Company officials shared with customers and other interested parties via a Webcast on Aug. 2 its plans for the next few releases of adCenter.
This fall, officials said, Microsoft will start this fall its invitation-only U.S. pilot for ContentAds, its contextual-ad system. And by mid-2007, Microsoft plans to integrate the Deep Metrix analytics technology that it acquired this year into the base adCenter product.
Microsoft launched adCenter, its platform for companies that create and deliver online advertising, in the U.S. in June 2006.
As Microsoft expands its product mix to include more services – free, ad-supported and subscription-based—adCenter will become an increasingly important piece of back-end technology.
Microsoft plans to make a big splash with adCenter at the Search Engine Strategies conference in San Jose the week of August 6, according to company officials.
Just before the start of the conference, on Aug. 5, Microsoft plans to push out an upgraded version of adCenter that adds Firefox 1.5 support.
According to company officials, the Aug. 5 update of adCenter also will increase the number of keywords that advertisers can cut and paste to 200; allow advertisers to filter performance data more granularly via time; improve the reporting functionality on the back and front ends, thus improving platform performance; and make improvements to the price-estimation component of the system.
July was “a little rocky” when it came to adCenters performance, acknowledged product manager Natala Menezes, during the Wednesday Webcast.
Microsoft had trouble providing the ability for customers to make changes to their ad/keyword lists in a timely fashion.
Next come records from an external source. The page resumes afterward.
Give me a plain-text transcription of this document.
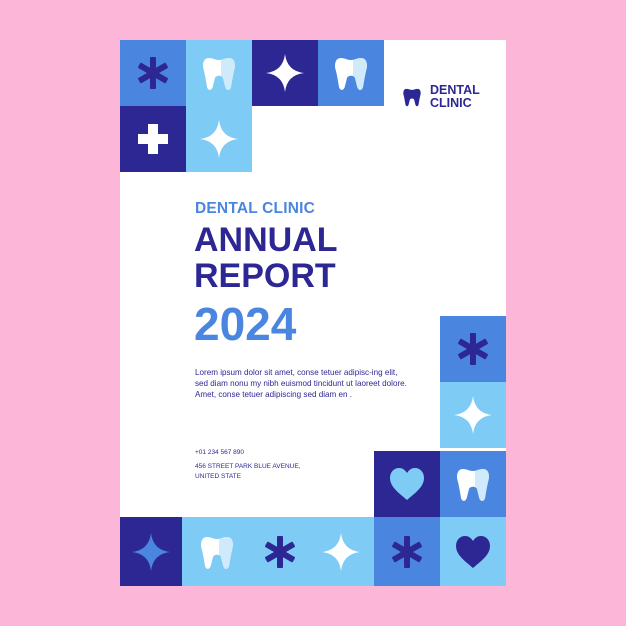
DENTAL CLINIC
DENTAL CLINIC
ANNUAL REPORT
2024
Lorem ipsum dolor sit amet, conse tetuer adipisc-ing elit, sed diam nonu my nibh euismod tincidunt ut laoreet dolore. Amet, conse tetuer adipiscing sed diam en .
+01 234 567 890
456 STREET PARK BLUE AVENUE, UNITED STATE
And ad approvals got stuck in a “pending state,” she admitted.
Microsoft fixed those problems, she said, with changes now taking about two hours to go live.
After it delivers the August 5 update, Microsoft plans to deliver over the next several months other features that customers have requested, officials said. Among these are the ability to do “power postings,” or bulk manipulations; deliver reports in a more timely fashion; make new orders and changes to orders live within five minutes; allow users to make changes at the account level; and make the adCenter platform easier to use, in general.
Microsoft is redesigning the adCenter user interface, and will introduce those changes gradually over the next two quarters, Menezes said. The new interface will look and feel more like Windows Live.com, she said. It also will include general navigational improvements, as well as improvements to negative keyword selection, she said.